Radiation proctitis is inflammation inside the lining of the rectum caused by exposure to radiation. It is usually associated with the use of radiation therapy for pelvic cancers like ovarian and prostate tumors. This is a known complication of cancer treatment that care providers consider when making treatment recommendations and administering radiation. Some controls can be used to limit incidental exposure and keep the patient safer from side effects.
Patients with radiation proctitis may notice pain during defecation, an overwhelming urge to defecate, and bloody, loose stool. Some experience incontinence and develop deposits of mucus as a result of the inflammation. Pelvic pain and tenderness can also occur. In a physical examination, care providers may be able to spot signs of inflammation, and they can also insert a camera to view the rectum and base of the colon. This can provide useful diagnostic information.
Acute cases of radiation proctitis occur rapidly after exposure to high doses of radiation. Advances in radiation technology allow care providers to carefully target patients, but high doses may be unavoidable for certain cancers, and this could be an inevitable risk. In chronic cases, exposure to lower doses over time results in proctitis approximately six months to a year later. Whether acute or chronic, the condition occurs when radiation-damaged cells slough off and are replaced with new ones in an acceleration of the normal process of epithelial cell replacement in the colon and rectum.
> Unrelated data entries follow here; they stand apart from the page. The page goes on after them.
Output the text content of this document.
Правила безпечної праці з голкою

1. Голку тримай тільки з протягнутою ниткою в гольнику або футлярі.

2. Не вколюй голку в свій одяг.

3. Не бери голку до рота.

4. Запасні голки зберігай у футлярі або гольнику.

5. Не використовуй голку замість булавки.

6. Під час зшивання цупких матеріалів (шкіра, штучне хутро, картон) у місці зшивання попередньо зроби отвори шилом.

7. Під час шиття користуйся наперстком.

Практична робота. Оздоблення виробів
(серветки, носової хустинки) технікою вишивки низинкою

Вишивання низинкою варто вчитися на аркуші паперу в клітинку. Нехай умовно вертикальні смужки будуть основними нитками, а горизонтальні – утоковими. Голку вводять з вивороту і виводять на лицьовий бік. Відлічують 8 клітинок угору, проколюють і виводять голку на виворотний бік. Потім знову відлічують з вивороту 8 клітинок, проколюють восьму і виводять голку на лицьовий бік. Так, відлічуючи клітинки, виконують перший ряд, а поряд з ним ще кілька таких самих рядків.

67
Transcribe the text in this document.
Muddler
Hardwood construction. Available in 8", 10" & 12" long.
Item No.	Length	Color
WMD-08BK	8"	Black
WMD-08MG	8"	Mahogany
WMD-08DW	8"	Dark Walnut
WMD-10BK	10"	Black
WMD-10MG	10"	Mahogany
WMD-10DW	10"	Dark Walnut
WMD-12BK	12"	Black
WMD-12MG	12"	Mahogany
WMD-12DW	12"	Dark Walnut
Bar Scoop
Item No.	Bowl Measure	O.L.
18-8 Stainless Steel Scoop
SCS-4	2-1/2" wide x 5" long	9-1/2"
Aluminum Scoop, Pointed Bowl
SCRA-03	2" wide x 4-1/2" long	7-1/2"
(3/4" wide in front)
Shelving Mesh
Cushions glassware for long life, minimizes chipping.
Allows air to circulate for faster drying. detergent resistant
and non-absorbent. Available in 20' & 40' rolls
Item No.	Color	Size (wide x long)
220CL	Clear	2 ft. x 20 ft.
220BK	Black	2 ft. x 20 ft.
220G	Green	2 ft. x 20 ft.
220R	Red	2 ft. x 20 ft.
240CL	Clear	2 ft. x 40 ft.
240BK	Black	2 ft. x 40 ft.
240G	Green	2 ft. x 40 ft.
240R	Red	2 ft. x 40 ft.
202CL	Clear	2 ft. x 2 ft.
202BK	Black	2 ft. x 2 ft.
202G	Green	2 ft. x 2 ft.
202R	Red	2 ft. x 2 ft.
Medications can be used to treat many cases of radiation proctitis. These can include antiinflammatory drugs as well as antibiotics to suppress infection. Some patients need pain management medication and may be advised to make some dietary adjustments like avoiding spicy food, which could increase the irritation. Surgery may be required in some cases to remove badly damaged tissue. It may be possible to use laser therapy in tissue ablation for a less invasive approach.
Pelvic radiation causes radiation proctitis in many cases. Sometimes patients experience only mild inflammation which can be controlled, although it may be unpleasant. It is important to discuss the risks and benefits of radiation therapy, and to talk about treatment plans ahead of time, so patients know what to expect and how to deal with complications when they arise. Patients expecting radiation proctitis as a known and common side effect of cancer treatment are better prepared for catching the signs early and getting appropriate treatment as soon as possible.